Exercise 31 of chapter 3.5 in How To Prove It by Velleman is proving this statement: $\exists x(P(x) \Rightarrow \forall y P(y))$.

(Note: The proof shouldn't be formal, but in the "usual" theorem-proving style in mathematics)

Of course I've given it a try and came up with this:

Proof: Suppose $\neg \exists x(P(x) \Rightarrow \forall y P(y))$. This is equivalent to $\forall x(P(x) \wedge \neg \forall y P(y))$, and since the universal quantifier distributes over conjunctions, it follows that $\forall x P(x)$ and $\forall x \neg \forall y P(y)$. Thus, for any $x_0, \neg \forall y P(y)$. But this contradicts $\forall x P(x)$, therefore $\exists x(P(x) \Rightarrow \forall y P(y))$.

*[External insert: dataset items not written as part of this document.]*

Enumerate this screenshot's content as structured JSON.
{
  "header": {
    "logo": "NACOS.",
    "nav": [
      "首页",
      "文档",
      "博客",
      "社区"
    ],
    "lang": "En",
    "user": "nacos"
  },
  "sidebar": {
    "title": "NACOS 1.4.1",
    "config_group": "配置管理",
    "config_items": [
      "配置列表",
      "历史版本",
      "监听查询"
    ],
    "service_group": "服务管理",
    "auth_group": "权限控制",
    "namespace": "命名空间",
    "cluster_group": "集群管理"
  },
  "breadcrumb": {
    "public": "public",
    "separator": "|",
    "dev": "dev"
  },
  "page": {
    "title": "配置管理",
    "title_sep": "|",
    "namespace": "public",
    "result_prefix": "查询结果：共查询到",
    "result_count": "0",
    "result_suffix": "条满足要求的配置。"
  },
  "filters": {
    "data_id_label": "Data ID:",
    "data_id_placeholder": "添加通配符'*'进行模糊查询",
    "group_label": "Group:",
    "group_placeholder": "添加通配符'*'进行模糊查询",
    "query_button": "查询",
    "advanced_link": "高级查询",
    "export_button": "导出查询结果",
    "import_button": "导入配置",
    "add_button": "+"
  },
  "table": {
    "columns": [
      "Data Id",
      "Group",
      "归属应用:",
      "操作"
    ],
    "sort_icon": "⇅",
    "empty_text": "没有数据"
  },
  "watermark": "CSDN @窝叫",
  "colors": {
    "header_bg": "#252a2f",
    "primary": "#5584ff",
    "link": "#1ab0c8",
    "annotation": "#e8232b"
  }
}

I'm not sure if the condradiction is legal, so I'd like to know if there are any flaws in my proof.

Thanks!

Answer 1

This is the drinker's paradox:

"In every (populated) bar there is a person such that, if that person is drinking, then everyone is drinking".

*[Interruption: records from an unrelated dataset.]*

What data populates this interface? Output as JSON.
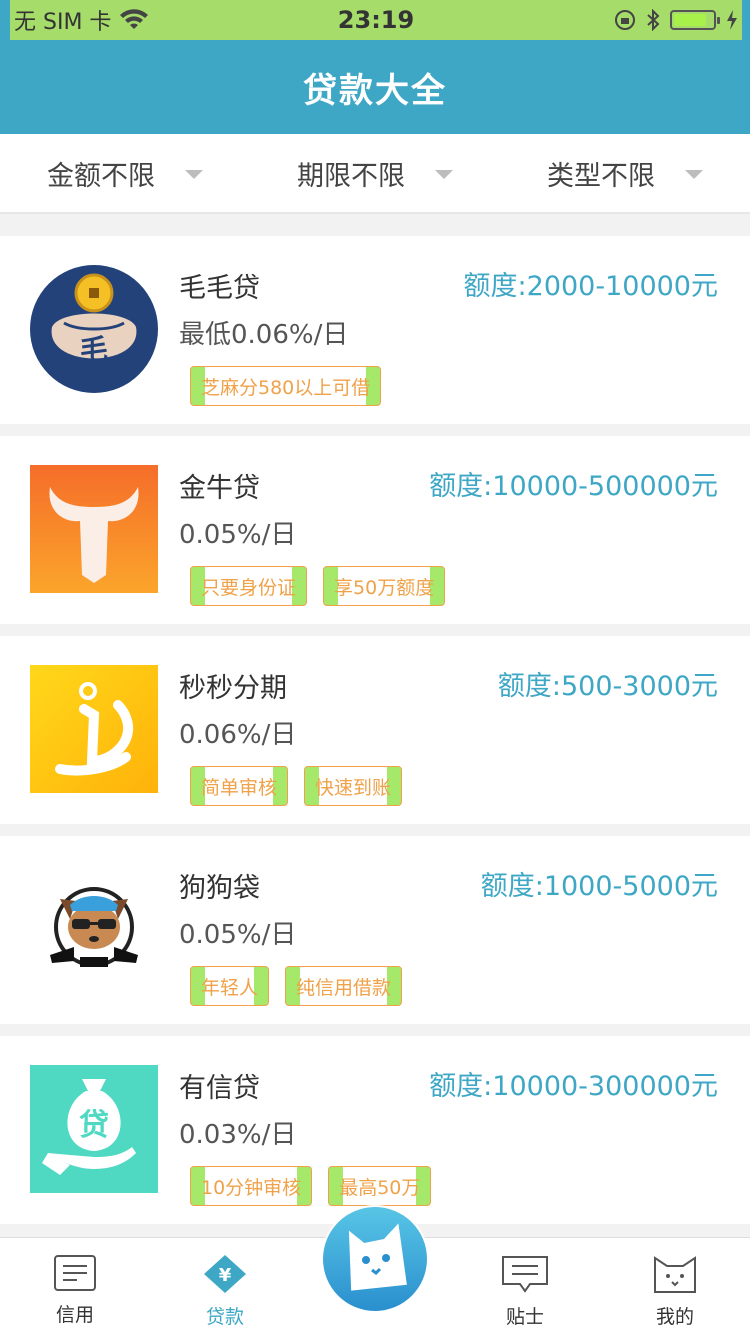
{
  "status_bar": {
    "carrier": "无 SIM 卡",
    "time": "23:19",
    "battery_level": 0.85
  },
  "header": {
    "title": "贷款大全"
  },
  "filters": [
    {
      "label": "金额不限"
    },
    {
      "label": "期限不限"
    },
    {
      "label": "类型不限"
    }
  ],
  "loans": [
    {
      "name": "毛毛贷",
      "rate": "最低0.06%/日",
      "quota": "额度:2000-10000元",
      "logo_char": "毛",
      "tags": [
        "芝麻分580以上可借"
      ]
    },
    {
      "name": "金牛贷",
      "rate": "0.05%/日",
      "quota": "额度:10000-500000元",
      "tags": [
        "只要身份证",
        "享50万额度"
      ]
    },
    {
      "name": "秒秒分期",
      "rate": "0.06%/日",
      "quota": "额度:500-3000元",
      "tags": [
        "简单审核",
        "快速到账"
      ]
    },
    {
      "name": "狗狗袋",
      "rate": "0.05%/日",
      "quota": "额度:1000-5000元",
      "tags": [
        "年轻人",
        "纯信用借款"
      ]
    },
    {
      "name": "有信贷",
      "rate": "0.03%/日",
      "quota": "额度:10000-300000元",
      "logo_char": "贷",
      "tags": [
        "10分钟审核",
        "最高50万"
      ]
    }
  ],
  "tabs": [
    {
      "label": "信用",
      "icon": "document-icon"
    },
    {
      "label": "贷款",
      "icon": "yen-icon"
    },
    {
      "label": "",
      "icon": "cat-face-icon"
    },
    {
      "label": "贴士",
      "icon": "message-icon"
    },
    {
      "label": "我的",
      "icon": "cat-outline-icon"
    }
  ],
  "colors": {
    "brand": "#3ea7c5",
    "tag": "#f0a24a"
  }
}
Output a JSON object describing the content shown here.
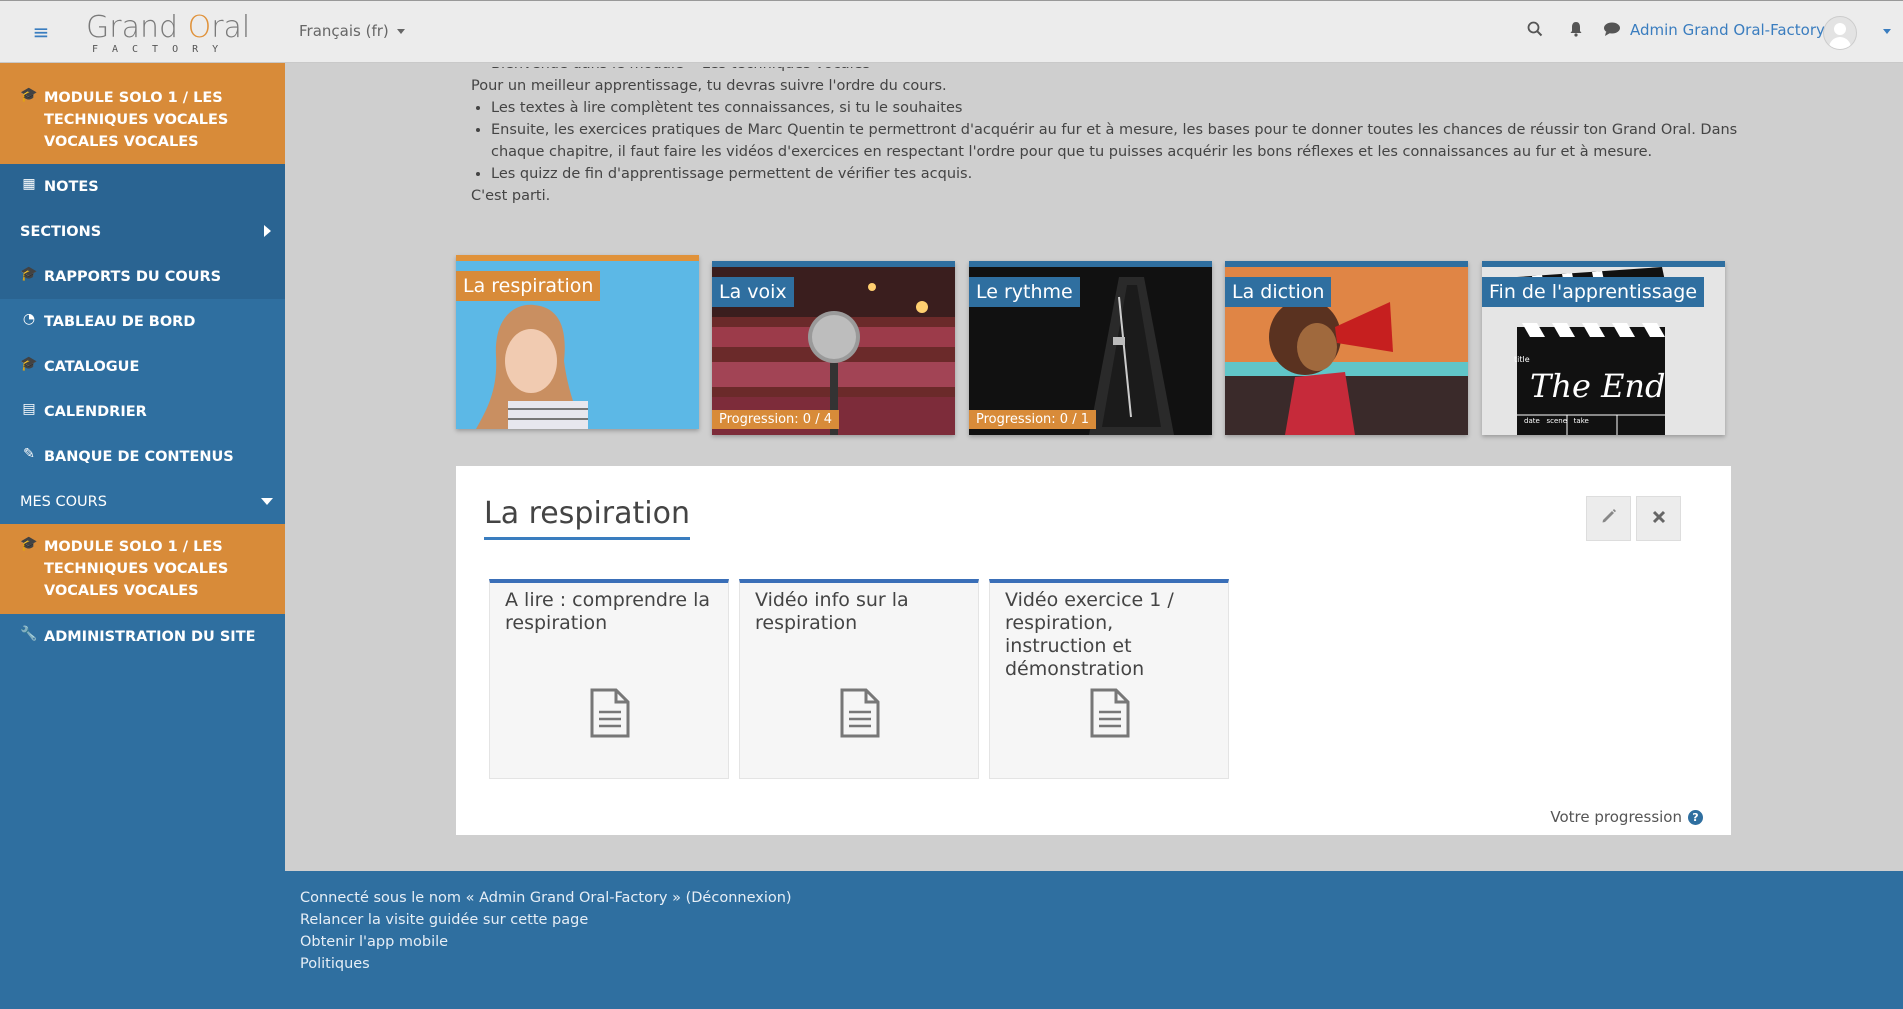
{
  "navbar": {
    "logo": {
      "word1": "Grand ",
      "word2_o": "O",
      "word2_rest": "ral",
      "sub": "FACTORY"
    },
    "language": "Français (fr)",
    "username": "Admin Grand Oral-Factory"
  },
  "sidebar": {
    "current_course": "MODULE SOLO 1 / LES TECHNIQUES VOCALES VOCALES VOCALES",
    "notes": "NOTES",
    "sections": "SECTIONS",
    "rapports": "RAPPORTS DU COURS",
    "tableau": "TABLEAU DE BORD",
    "catalogue": "CATALOGUE",
    "calendrier": "CALENDRIER",
    "banque": "BANQUE DE CONTENUS",
    "mes_cours": "MES COURS",
    "course_item": "MODULE SOLO 1 / LES TECHNIQUES VOCALES VOCALES VOCALES",
    "admin": "ADMINISTRATION DU SITE"
  },
  "intro": {
    "clipped": "Bienvenue dans le module « Les techniques vocales »",
    "line1": "Pour un meilleur apprentissage, tu devras suivre l'ordre du cours.",
    "bullet1": "Les textes à lire complètent tes connaissances, si tu le souhaites",
    "bullet2": "Ensuite, les exercices pratiques de Marc Quentin te permettront d'acquérir au fur et à mesure, les bases pour te donner toutes les chances de réussir ton Grand Oral. Dans chaque chapitre, il faut faire les vidéos d'exercices en respectant l'ordre pour que tu puisses acquérir les bons réflexes et les connaissances au fur et à mesure.",
    "bullet3": "Les quizz de fin d'apprentissage permettent de vérifier tes acquis.",
    "closing": "C'est parti."
  },
  "tiles": [
    {
      "title": "La respiration",
      "progress": "",
      "active": true
    },
    {
      "title": "La voix",
      "progress": "Progression: 0 / 4",
      "active": false
    },
    {
      "title": "Le rythme",
      "progress": "Progression: 0 / 1",
      "active": false
    },
    {
      "title": "La diction",
      "progress": "",
      "active": false
    },
    {
      "title": "Fin de l'apprentissage",
      "progress": "",
      "active": false
    }
  ],
  "end_clapper": {
    "top_labels": "title",
    "text": "The End",
    "labels": "date   scene   take"
  },
  "panel": {
    "title": "La respiration",
    "activities": [
      {
        "title": "A lire : comprendre la respiration"
      },
      {
        "title": "Vidéo info sur la respiration"
      },
      {
        "title": "Vidéo exercice 1 / respiration, instruction et démonstration"
      }
    ],
    "progress_label": "Votre progression",
    "help": "?"
  },
  "footer": {
    "connected_prefix": "Connecté sous le nom « ",
    "connected_user": "Admin Grand Oral-Factory",
    "connected_suffix": " » (",
    "logout": "Déconnexion",
    "close_paren": ")",
    "restart_tour": "Relancer la visite guidée sur cette page",
    "mobile_app": "Obtenir l'app mobile",
    "policies": "Politiques"
  },
  "colors": {
    "blue": "#2f6fa0",
    "orange": "#d88b39",
    "link": "#3a7dbf"
  }
}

It takes advantage of the 2 cases of vacuous implication:

• (1) "False implies anything"
• (2) "Anything implies true"

So divide the theorem into 2 cases:

Case (1): Someone is not drinking. Then that person is an example of vacuous implication; specifically, if a person who is not drinking is drinking, then anything follows.

Case (2): Everyone is drinking. That is the other case of vacuous implication, if "anything" then everyone is drinking.

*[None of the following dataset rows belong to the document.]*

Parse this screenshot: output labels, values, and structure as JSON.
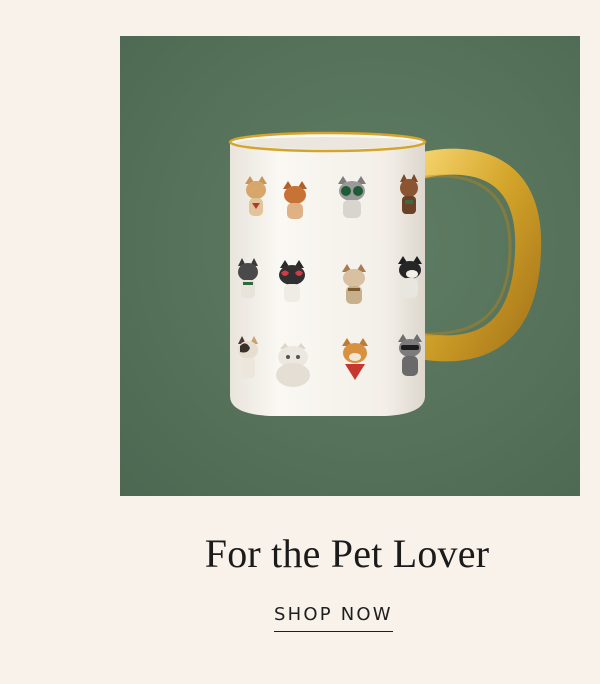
{
  "promo": {
    "headline": "For the Pet Lover",
    "cta_label": "SHOP NOW"
  },
  "image": {
    "name": "cat-mug-photo",
    "background_color": "#5a765e",
    "mug_color": "#f7f4ee",
    "handle_color": "#d4a52a"
  },
  "page": {
    "background_color": "#f9f2ea"
  }
}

There error in your given proof is that you haven't explicitly stated the domain of $x$. In an empty universe, $\forall x ~~(p(x))$ is true no matter what $p$ is.

Answer 2

Your proof by contradiction is valid.

To confirm the result, observe:

$$\begin{align} \exists x\Big(P(x) &\to \big(\forall y \;P(y)\big)\Big) \\ &\Updownarrow &\text{implication equivalence}\\ \exists x \Big(\neg P(x) &\vee \big(\forall y \;P(y)\big)\Big) \\ & \Updownarrow & \text{quantifier movement}\\ \big(\exists x \;\neg P(x)\big) &\vee \big(\forall y\; P(y)\big) \\ & \Updownarrow & \text{quantifier negation}\\ \neg \big(\forall x\; P(x)\big) &\vee \big(\forall y\;P(y)\big) \\ &\Updownarrow & \text{change of variable}\\ \neg \big(\forall x\; P(x)\big) &\vee \big(\forall x\;P(x)\big) \\ &\Updownarrow & \text{tautology: } \neg A \vee A \\ & {\large\top} \end{align}$$

Remark:

The statement looks like it says "if there is one example then it's true for all".   However, that would be: $\big(\exists x\; P(x)\big)\to\big(\forall y\;P(y)\big)$, which is not the same thing at all.

Answer 3

The "universe of discourse" is assumed to be nonempty. The alleged "paradox" $$\exists x\forall y[P(x)\to P(y)]$$ has little to do with the arcane subject of mathematical logic. It is just a slightly cryptic way of saying that the function $$f(x)=\text{ the truth value of }P(x)$$ has a minimum value.

Theorem. If $U$ is a nonempty set, then any function $f:U\to\{0,1\}$ has a minimum value.

Proof. The range of $f$ is a nonempty subset of $\{0,1\}$, and every nonempty subset of $\{0,1\}$ has a least element.

By the ordinary standards of informal rigor in mathematics, such a "theorem" would hardly need to be stated, much less proved.

Answer 4

I know this topic is very old, but I just stumbled upon it while working through Velleman's book myself. Here is an alternative (direct) proof that I came up with, in case it is of help to anyone in the future. A bit wordy, but I think it gets the job done...

Proof. Let $U$ be the universe of discourse and suppose $U \neq \emptyset$. Then there exists some $x_0 \in U$. Suppose $\neg \exists x \neg P(x)$. Then $\forall x P(x)$. Let $x = x_0$ and let $y$ be arbitrary. Since $\forall x P(x)$, then $P(y)$. Since $y$ was arbitrary, we can conclude that $\forall y P(y)$. Since we also have $x_0 \in U$, then $\exists x \bigl[x \in U \land \forall y P(y) \bigr]$, so $\exists x \forall y P(y)$. Therefore, assuming a nonempty universe, $\neg \exists x \neg P(x) \rightarrow \exists x \forall y P(y)$, which is equivalent to $\exists x \bigl[P(x) \rightarrow \forall y P(y) \bigr]$. $\blacksquare$